So where are we all supposed to go now?
David Pierce, writing for The Verge, is lamenting the end, so to speak, of Twitter and social media. He wants someplace else to go.
…the social web is changing in three crucial ways: It’s going from public to private; it’s shifting from growth and engagement, which broadly involves building good products that people like, to increasing revenue no matter the tradeoff; and it’s turning into an entertainment business. It turns out there’s no money in connecting people to each other, but there’s a fortune in putting ads between vertically scrolling videos that lots of people watch. So the “social media” era is giving way to the “media with a comments section” era, and everything is an entertainment platform now. Or, I guess, trying to do payments. Sometimes both. It gets weird.

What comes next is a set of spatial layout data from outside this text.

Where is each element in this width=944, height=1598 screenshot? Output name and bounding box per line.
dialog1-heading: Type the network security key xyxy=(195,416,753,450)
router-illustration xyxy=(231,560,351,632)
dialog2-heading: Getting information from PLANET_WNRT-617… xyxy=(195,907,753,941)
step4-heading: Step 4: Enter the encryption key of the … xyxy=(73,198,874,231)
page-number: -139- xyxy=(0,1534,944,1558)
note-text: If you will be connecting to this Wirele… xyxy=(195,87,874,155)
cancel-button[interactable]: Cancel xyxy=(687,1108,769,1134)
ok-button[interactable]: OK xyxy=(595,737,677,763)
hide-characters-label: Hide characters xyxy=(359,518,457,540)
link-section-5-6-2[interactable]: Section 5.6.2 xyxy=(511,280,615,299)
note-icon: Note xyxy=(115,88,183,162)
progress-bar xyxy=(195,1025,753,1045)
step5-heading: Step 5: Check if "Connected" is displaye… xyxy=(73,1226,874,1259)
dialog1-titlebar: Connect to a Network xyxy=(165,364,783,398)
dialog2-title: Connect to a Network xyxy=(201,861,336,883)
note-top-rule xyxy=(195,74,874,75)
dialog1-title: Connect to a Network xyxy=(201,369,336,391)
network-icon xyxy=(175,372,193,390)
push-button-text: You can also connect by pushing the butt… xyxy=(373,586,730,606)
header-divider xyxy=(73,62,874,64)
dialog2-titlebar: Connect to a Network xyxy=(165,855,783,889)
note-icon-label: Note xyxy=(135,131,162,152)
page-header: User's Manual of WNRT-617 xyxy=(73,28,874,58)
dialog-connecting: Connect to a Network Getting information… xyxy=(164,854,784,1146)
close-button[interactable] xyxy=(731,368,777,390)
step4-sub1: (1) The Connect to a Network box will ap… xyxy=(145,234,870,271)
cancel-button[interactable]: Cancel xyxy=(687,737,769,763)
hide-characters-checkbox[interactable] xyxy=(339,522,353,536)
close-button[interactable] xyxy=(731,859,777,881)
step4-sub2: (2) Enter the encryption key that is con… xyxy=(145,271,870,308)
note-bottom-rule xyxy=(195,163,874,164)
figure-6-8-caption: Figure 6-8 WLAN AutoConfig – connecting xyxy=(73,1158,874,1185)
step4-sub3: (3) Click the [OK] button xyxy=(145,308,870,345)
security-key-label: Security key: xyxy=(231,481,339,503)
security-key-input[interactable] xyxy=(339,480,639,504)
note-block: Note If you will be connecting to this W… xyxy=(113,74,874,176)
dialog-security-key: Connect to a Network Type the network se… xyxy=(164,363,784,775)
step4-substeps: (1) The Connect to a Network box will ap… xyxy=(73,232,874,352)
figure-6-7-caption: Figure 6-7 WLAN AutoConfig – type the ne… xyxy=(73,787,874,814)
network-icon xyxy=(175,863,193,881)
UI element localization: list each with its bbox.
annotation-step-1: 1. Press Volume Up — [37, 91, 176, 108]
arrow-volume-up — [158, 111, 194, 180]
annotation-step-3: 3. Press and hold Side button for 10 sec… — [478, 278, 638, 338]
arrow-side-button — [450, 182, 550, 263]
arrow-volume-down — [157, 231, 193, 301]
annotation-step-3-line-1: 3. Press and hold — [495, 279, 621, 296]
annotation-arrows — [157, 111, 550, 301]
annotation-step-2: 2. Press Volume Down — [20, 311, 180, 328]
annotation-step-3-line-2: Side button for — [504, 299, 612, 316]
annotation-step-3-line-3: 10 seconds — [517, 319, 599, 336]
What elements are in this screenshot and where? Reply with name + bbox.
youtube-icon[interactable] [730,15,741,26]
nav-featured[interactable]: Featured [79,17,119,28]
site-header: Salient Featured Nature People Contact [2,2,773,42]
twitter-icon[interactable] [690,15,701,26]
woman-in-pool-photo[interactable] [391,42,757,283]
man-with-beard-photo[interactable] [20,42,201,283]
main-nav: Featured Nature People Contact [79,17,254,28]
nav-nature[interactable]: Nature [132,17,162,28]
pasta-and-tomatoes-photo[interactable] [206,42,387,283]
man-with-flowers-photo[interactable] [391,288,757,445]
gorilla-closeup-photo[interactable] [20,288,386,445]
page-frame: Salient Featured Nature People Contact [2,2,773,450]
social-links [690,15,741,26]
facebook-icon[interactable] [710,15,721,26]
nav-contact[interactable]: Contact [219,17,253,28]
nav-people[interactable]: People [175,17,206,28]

We could go back to blogs, newsletters, and message boards. Does that sound like fun?
Long-term, I’m bullish on “fediverse” apps like Mastodon and Bluesky, because I absolutely believe in the possibility of the social web, a decentralized universe powered by ActivityPub and other open protocols that bring us together without forcing us to live inside some company’s business model. Done right, these tools can be the right mix of “everybody’s here” and “you’re still in control.”
Fediverse is hilarious. No one wants that. At all. They want Twitter before the fascists, nutjobs, and ads came.
Mastodon is impossible to figure out even if you manage to find a server. Bluesky is still in beta with lots of people waiting around to get on.
I expect something will break the dam.